From Jeeves to His Dark Materials: Philip Pullman's first encounter with Wodehouse
The following Christmas, I remember, my stepgrandparents gave me the first Jeeves I'd ever encountered. No preparation - that's the way to do it. If you tell someone that there's this marvellous book, oh it's so funny, you'll laugh all day, I can't tell you how amusing it is, there's this story where...You'll hate it before you start. It hasn't got a chance. Don't say a word: just hand it over, and hold your tongue. So, with no helpful advice, never having heard of Jeeves or Bertie Wooster or P.G. Wodehouse, I unwrapped the modest-looking paperback called Very Good, Jeeves, and started to read. This was fifty-nine years ago, and I'm still reading Wodehouse, still laughing, still entranced by the fountain-like brilliance of the style, and increasingly, now, marvelling not so much at the cleverness of Jeeves as at the miracle of a hero who is faultlessly good and yet so delightful company. Bertie's only flaw is the most forgivable and harmless one of vanity: we know we can rely on him to be seduced by this pair of Old Etonian spats, or that white mess-jacket, or that Tyrolean hat, and that Jeeves will reliably deal with the situation (he persuades Bertie to relinquish the hat by telling him that the police are looking for a burglar known as Alpine Joe). Good characters are much harder to write than villains, as every storyteller knows, and Wodehouse pulled off a double miracle by making us believe that the 'mentally negligable' Bertie is a master of the most sparkling style in English literature.

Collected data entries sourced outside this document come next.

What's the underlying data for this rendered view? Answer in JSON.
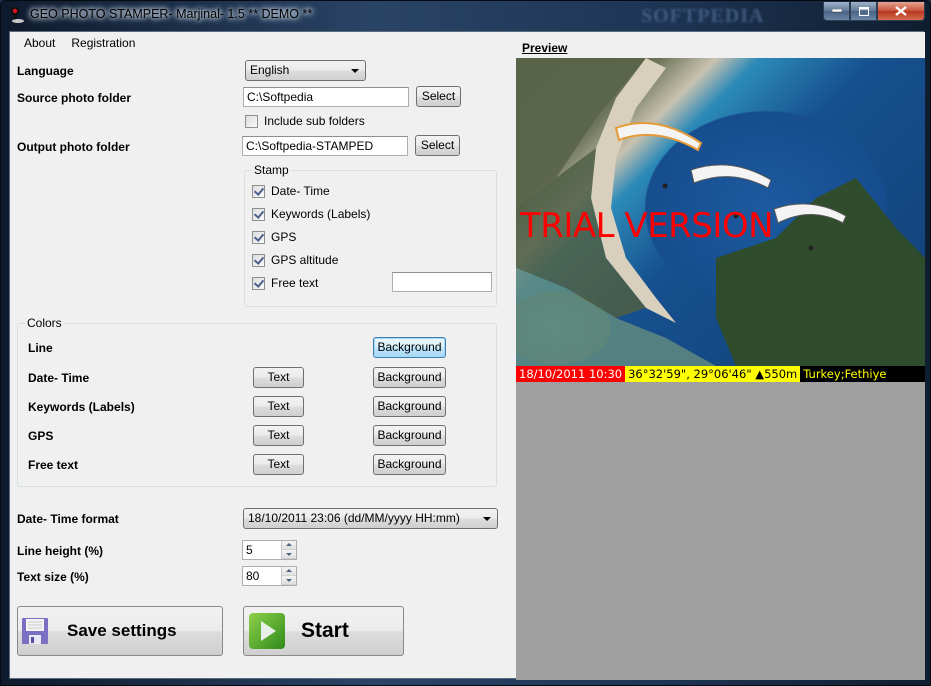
{
  "window": {
    "title": "GEO PHOTO STAMPER- Marjinal- 1.5 ** DEMO **",
    "watermark": "SOFTPEDIA",
    "controls": [
      "minimize",
      "maximize",
      "close"
    ]
  },
  "menu": {
    "items": [
      {
        "label": "About"
      },
      {
        "label": "Registration"
      }
    ]
  },
  "settings": {
    "language": {
      "label": "Language",
      "value": "English"
    },
    "source_folder": {
      "label": "Source photo folder",
      "value": "C:\\Softpedia",
      "button": "Select"
    },
    "include_subfolders": {
      "label": "Include sub folders",
      "checked": false
    },
    "output_folder": {
      "label": "Output photo folder",
      "value": "C:\\Softpedia-STAMPED",
      "button": "Select"
    },
    "stamp": {
      "title": "Stamp",
      "items": [
        {
          "label": "Date- Time",
          "checked": true
        },
        {
          "label": "Keywords (Labels)",
          "checked": true
        },
        {
          "label": "GPS",
          "checked": true
        },
        {
          "label": "GPS altitude",
          "checked": true
        },
        {
          "label": "Free text",
          "checked": true
        }
      ],
      "free_text_value": ""
    },
    "colors": {
      "title": "Colors",
      "text_button": "Text",
      "background_button": "Background",
      "rows": [
        {
          "label": "Line",
          "has_text": false
        },
        {
          "label": "Date- Time",
          "has_text": true
        },
        {
          "label": "Keywords (Labels)",
          "has_text": true
        },
        {
          "label": "GPS",
          "has_text": true
        },
        {
          "label": "Free text",
          "has_text": true
        }
      ]
    },
    "datetime_format": {
      "label": "Date- Time format",
      "value": "18/10/2011 23:06 (dd/MM/yyyy HH:mm)"
    },
    "line_height": {
      "label": "Line height (%)",
      "value": "5"
    },
    "text_size": {
      "label": "Text size (%)",
      "value": "80"
    },
    "save_button": "Save settings",
    "start_button": "Start"
  },
  "preview": {
    "title": "Preview",
    "overlay_text": "TRIAL VERSION",
    "stamp": {
      "datetime": "18/10/2011 10:30",
      "gps": "36°32'59\",  29°06'46\" ▲550m",
      "keywords": "Turkey;Fethiye"
    },
    "colors": {
      "datetime_bg": "#ff0000",
      "datetime_text": "#ffffff",
      "gps_bg": "#ffff00",
      "gps_text": "#000000",
      "line_bg": "#000000",
      "keywords_text": "#ffff00",
      "trial_text": "#ff0000"
    }
  }
}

Excerpt from an essay by Philip Pullman, the author of the His Dark Materials trilogy, in the book The Gifts of Reading, Essays on the Joys of Reading, Giving and Receiving Books.

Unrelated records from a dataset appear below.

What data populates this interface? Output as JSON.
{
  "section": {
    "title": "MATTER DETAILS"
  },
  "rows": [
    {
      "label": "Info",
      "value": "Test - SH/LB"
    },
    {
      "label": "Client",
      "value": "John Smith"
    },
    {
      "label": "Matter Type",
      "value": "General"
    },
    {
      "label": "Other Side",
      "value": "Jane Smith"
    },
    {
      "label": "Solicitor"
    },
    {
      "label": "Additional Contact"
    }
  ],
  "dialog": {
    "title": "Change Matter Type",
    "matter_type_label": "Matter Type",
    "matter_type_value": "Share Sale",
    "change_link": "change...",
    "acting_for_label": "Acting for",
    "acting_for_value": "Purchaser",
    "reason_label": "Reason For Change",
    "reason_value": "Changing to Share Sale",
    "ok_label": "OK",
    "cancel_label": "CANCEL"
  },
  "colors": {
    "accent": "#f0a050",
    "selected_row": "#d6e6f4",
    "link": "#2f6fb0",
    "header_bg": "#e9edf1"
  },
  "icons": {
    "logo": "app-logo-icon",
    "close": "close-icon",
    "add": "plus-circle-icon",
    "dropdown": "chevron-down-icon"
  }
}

So, my fellow Drones, my fellow Wodehouse-readers and collectors, I call upon you to spread the Word! We all have vast collections of Wodehouse books, often with many doubles: give them away to young people and share the joy. And when in doubt remember the gospel of Luke (Luke 8.6):
When a large crowd had collected and people were coming to him from one town after another, he spoke to them and gave them this parable: "A sower went out to sow his seed, and while he was sowing, some of the seed fell by the roadside and was trodden down and birds gobbled it up. Some fell on the rock, and when it sprouted it withered for lack of moisture. Some fell among thorn-bushes which grew up with the seeds and choked the life out of them. But some seed fell on good soil and grew and produced a crop - a hundred times what had been sown." And when he had said this, he called out "Let the man who has ears to hear use them!"
So, my fellow Drones, my fellow Wodehousians, sow, and don't be the old miser, found dead between his piles of Penguins', don't be the lone survivor when all actual Drones have turned to dust, but surround you with the joy of new life, new members, jay, new friends. It only takes the stretched hand with in it a book, a short goodbye, and than the hope you have made somebody happy by giving him a thousand occasions of chuckling in bed, in the train, on the beach and on so many other places: the Gift of Reading Wodehouse.